Des propos qui mettent le feu aux poudres
Le Premier ministre sénégalais Ousmane Sonko a dénoncé la prétention macronienne : « La France n’a ni la capacité, ni la légitimité pour assurer à l’Afrique sa sécurité et sa souveraineté. Bien au contraire, elle a souvent contribué à déstabiliser certains pays africains comme la Lybie (sic) avec des conséquences désastreuses sur la stabilité et la sécurité du Sahel ». L’ancien prisonnier politique a nié la version élyséenne d’un départ décidé comme une solution de gré à gré : « Aucune discussion ou négociation n’a eu lieu à ce jour et la décision prise par le Sénégal découle de sa seule volonté, en tant que pays libre, indépendant et souverain. » Il est à noter que cette brouille intervient dans un climat particulièrement sensible entre la France et le Sénégal, où vient d’être lancé un programme visant à renommer des rues, avenues et boulevards, au noms de figures historiques. « Des dizaines de rues en centre-ville de Dakar qui portent le nom de personnalités historiques françaises sont dans le viseur des autorités sénégalaises », rapportait France 24 le 9 janvier.
Au Sénégal, les rues sont renommées pour "honorer les figures historiques" https://t.co/MwCSvFM2zJ pic.twitter.com/Ozf0mLdcAu
— FRANCE 24 – Vidéos (@F24videos) January 9, 2025
Même réaction critique du gouvernement tchadien dont le communiqué affirme que « Les propos d’Emmanuel Macron reflètent une attitude méprisante à l’égard de l’Afrique et des Africains ».
« Le président Macron devrait concentrer ses efforts sur la résolution des problèmes qui préoccupent le peuple français. »

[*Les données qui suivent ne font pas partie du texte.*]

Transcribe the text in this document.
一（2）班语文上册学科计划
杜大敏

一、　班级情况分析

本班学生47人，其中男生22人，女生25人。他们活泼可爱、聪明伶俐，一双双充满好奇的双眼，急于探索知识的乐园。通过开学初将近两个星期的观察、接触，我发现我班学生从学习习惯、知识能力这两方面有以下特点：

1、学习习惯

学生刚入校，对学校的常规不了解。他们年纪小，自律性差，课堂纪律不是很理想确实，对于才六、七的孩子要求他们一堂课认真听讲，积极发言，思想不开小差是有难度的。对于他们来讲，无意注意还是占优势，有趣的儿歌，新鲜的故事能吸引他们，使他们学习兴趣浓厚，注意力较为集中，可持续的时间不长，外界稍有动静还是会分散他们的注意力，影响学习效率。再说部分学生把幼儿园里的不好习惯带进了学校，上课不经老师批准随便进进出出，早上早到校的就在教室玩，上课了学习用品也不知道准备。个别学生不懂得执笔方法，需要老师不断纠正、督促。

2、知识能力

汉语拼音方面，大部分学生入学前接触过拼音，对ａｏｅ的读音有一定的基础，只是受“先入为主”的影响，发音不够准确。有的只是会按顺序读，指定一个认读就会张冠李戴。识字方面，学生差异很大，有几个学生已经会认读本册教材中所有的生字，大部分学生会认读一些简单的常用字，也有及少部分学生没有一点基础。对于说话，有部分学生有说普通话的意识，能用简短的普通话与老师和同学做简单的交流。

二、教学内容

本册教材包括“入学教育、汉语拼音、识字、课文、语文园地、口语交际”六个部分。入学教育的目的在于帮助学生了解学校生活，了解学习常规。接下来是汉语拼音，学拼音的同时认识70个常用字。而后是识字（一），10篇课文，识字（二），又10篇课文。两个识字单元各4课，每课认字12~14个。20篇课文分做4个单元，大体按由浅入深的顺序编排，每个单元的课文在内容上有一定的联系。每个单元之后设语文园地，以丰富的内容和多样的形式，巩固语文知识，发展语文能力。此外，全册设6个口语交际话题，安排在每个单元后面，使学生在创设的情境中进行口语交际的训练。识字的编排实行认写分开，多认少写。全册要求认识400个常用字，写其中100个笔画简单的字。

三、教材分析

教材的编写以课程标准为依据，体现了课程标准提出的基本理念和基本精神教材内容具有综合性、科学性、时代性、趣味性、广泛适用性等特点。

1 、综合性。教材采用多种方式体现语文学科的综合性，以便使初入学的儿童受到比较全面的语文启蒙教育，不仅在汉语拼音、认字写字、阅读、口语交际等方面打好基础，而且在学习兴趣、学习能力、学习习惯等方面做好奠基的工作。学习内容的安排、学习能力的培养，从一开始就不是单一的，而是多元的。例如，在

— 𝐇𝐢𝐬𝐭𝐨𝐢𝐫𝐞𝐬 𝐝'𝐀𝐟𝐫𝐢𝐪𝐮𝐞 ♤ (@Silboyofficiell) January 6, 2025
Communiqué de presse#Tchad pic.twitter.com/FAh4QwrdvT
Quant au chef de la junte au pouvoir au Burkina Faso, le capitaine Ibrahim Traoré, il n’hésite pas à taxer Emmanuel Macron de raciste. Rebondissant sur les propos du président français qui, d’une manière assez sibylline, affirmait que « l’ingratitude… est une maladie non transmissible » aux humains, l’officier burkinabé en déduisait, le 13 janvier dernier : « Lui, il est humain. Notre ingratitude n’est pas transmissible à lui. Voilà comment ce Monsieur voit l’Afrique, voit les Africains, nous ne sommes pas des humains à ses yeux. Peut-être que c’est lui qui n’est pas humain. »

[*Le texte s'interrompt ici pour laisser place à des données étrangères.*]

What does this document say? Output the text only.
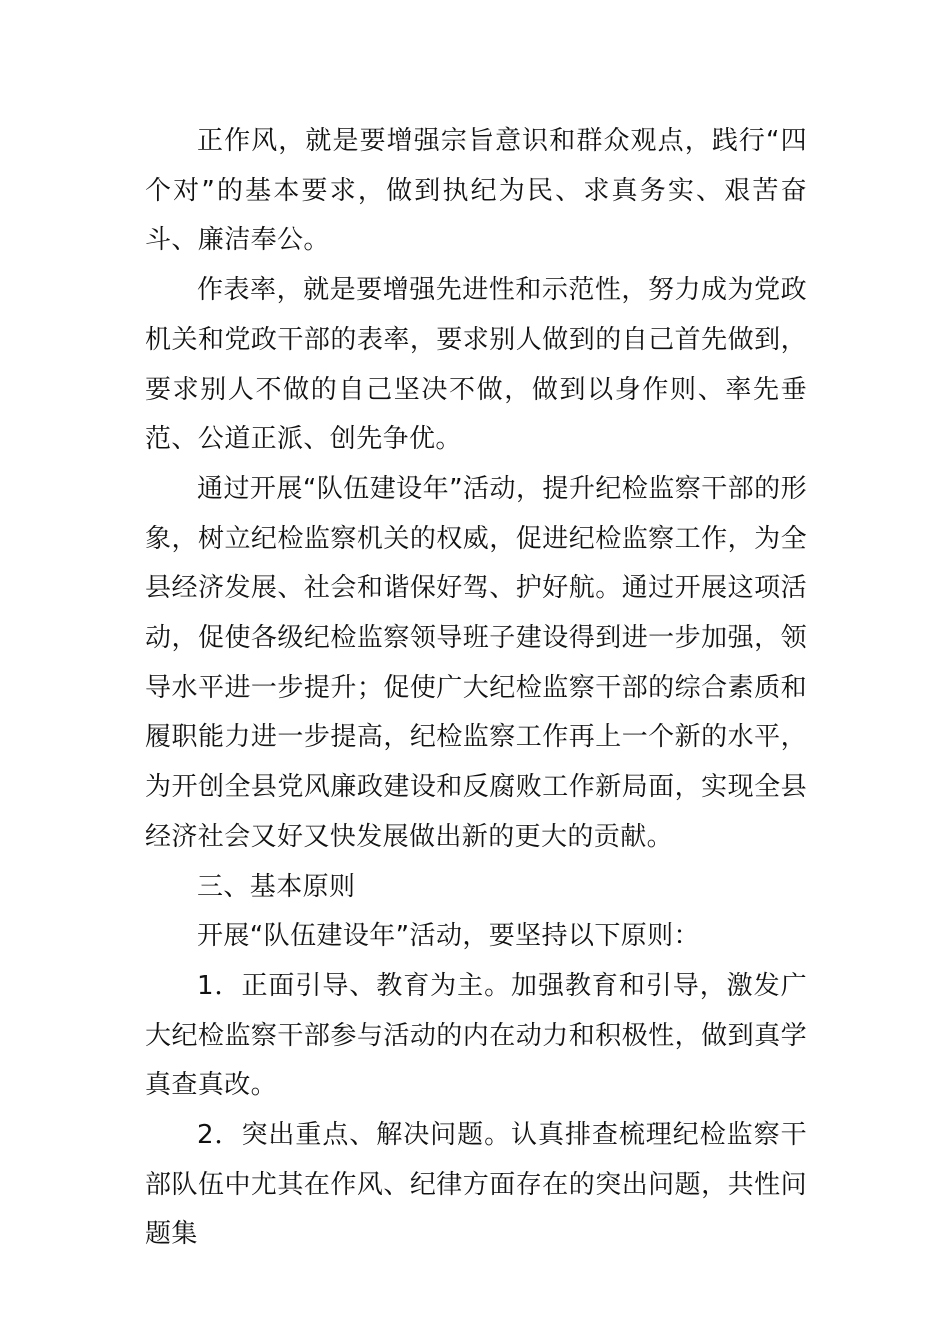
正作风，就是要增强宗旨意识和群众观点，践行“四个对”的基本要求，做到执纪为民、求真务实、艰苦奋斗、廉洁奉公。

作表率，就是要增强先进性和示范性，努力成为党政机关和党政干部的表率，要求别人做到的自己首先做到，要求别人不做的自己坚决不做，做到以身作则、率先垂范、公道正派、创先争优。

通过开展“队伍建设年”活动，提升纪检监察干部的形象，树立纪检监察机关的权威，促进纪检监察工作，为全县经济发展、社会和谐保好驾、护好航。通过开展这项活动，促使各级纪检监察领导班子建设得到进一步加强，领导水平进一步提升；促使广大纪检监察干部的综合素质和履职能力进一步提高，纪检监察工作再上一个新的水平，为开创全县党风廉政建设和反腐败工作新局面，实现全县经济社会又好又快发展做出新的更大的贡献。

三、基本原则

开展“队伍建设年”活动，要坚持以下原则：

1．正面引导、教育为主。加强教育和引导，激发广大纪检监察干部参与活动的内在动力和积极性，做到真学真查真改。

2．突出重点、解决问题。认真排查梳理纪检监察干部队伍中尤其在作风、纪律方面存在的突出问题，共性问题集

« S’il y a bien un ingrat, c’est bien Emmanuel Macron ». Voilà la réaction du capitaine Traoré du Burkina Faso au discours d'E. Macron à la conférence des ambassadeurs le 6 janvier. Le Président français avait alors déclaré : « Je crois qu'on a oublié de nous dire merci. » pic.twitter.com/SXoDWxNiof
— Le journal Afrique TV5MONDE (@JTAtv5monde) January 14, 2025
Cet épisode n’aura pas que des conséquences en termes d’image. Ces dernières années, la France a été chassée de plus de 70% des pays africains où elle avait continué de positionner ses troupes depuis la décolonisation dans les années 60. Désormais, seuls Djibouti et le Gabon accueillent encore leurs bases avec respectivement 1 500 et 350 soldats français.

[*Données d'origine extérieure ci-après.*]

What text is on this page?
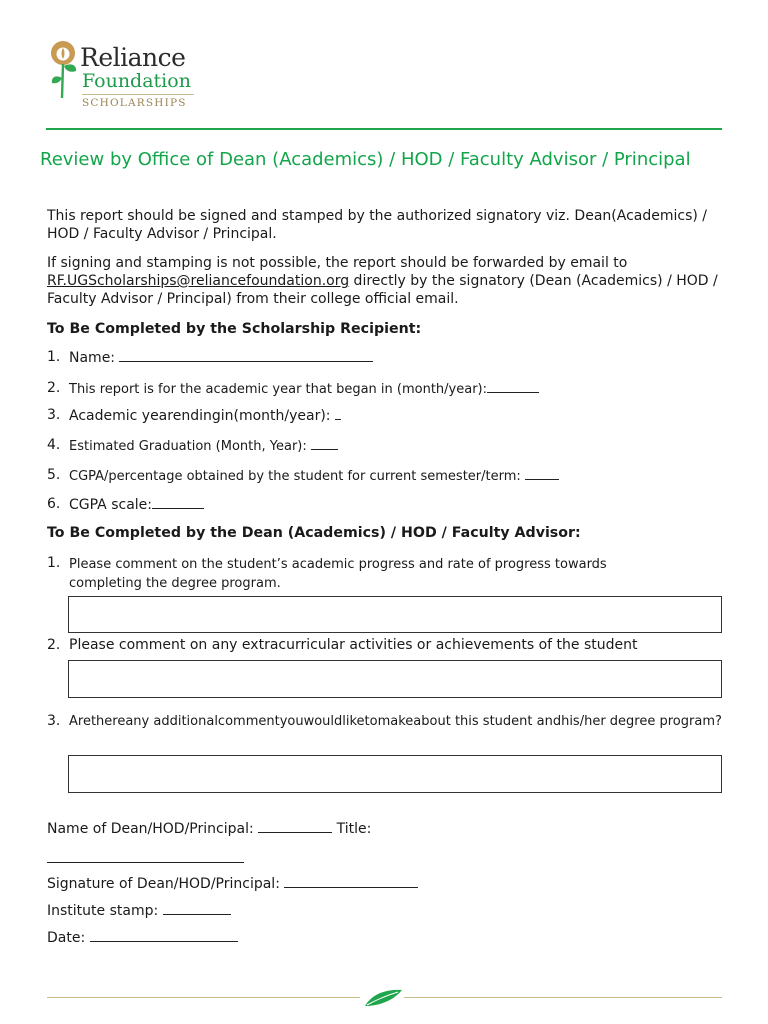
Reliance
Foundation
SCHOLARSHIPS
Review by Office of Dean (Academics) / HOD / Faculty Advisor / Principal
This report should be signed and stamped by the authorized signatory viz. Dean(Academics) / HOD / Faculty Advisor / Principal.
If signing and stamping is not possible, the report should be forwarded by email to RF.UGScholarships@reliancefoundation.org directly by the signatory (Dean (Academics) / HOD / Faculty Advisor / Principal) from their college official email.
To Be Completed by the Scholarship Recipient:
1. Name:
2. This report is for the academic year that began in (month/year):
3. Academic yearendingin(month/year):
4. Estimated Graduation (Month, Year):
5. CGPA/percentage obtained by the student for current semester/term:
6. CGPA scale:
To Be Completed by the Dean (Academics) / HOD / Faculty Advisor:
1. Please comment on the student’s academic progress and rate of progress towards completing the degree program.
2. Please comment on any extracurricular activities or achievements of the student
3. Arethereany additionalcommentyouwouldliketomakeabout this student andhis/her degree program?
Name of Dean/HOD/Principal:	Title:
Signature of Dean/HOD/Principal:
Institute stamp:
Date:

La cavalier seul macronien a beaucoup contribué à cette situation. Il a préféré ignorer les conseils du cinquième Corps Diplomatique au monde. Aux ambassadeurs dont il boude les avis et les analyses, le président préfère les feuilles de route d’un petit cercle de conseillers élyséens. Les conséquences en Afrique subsahariennes ne sont pas les seules dont la France doit payer le prix : la décision soudaine de reconnaître la domination marocaine sur le Sahara Occidental l’a durablement brouillée avec l’Algérie, allumant une crise dont on ne connaît pas encore l’issue.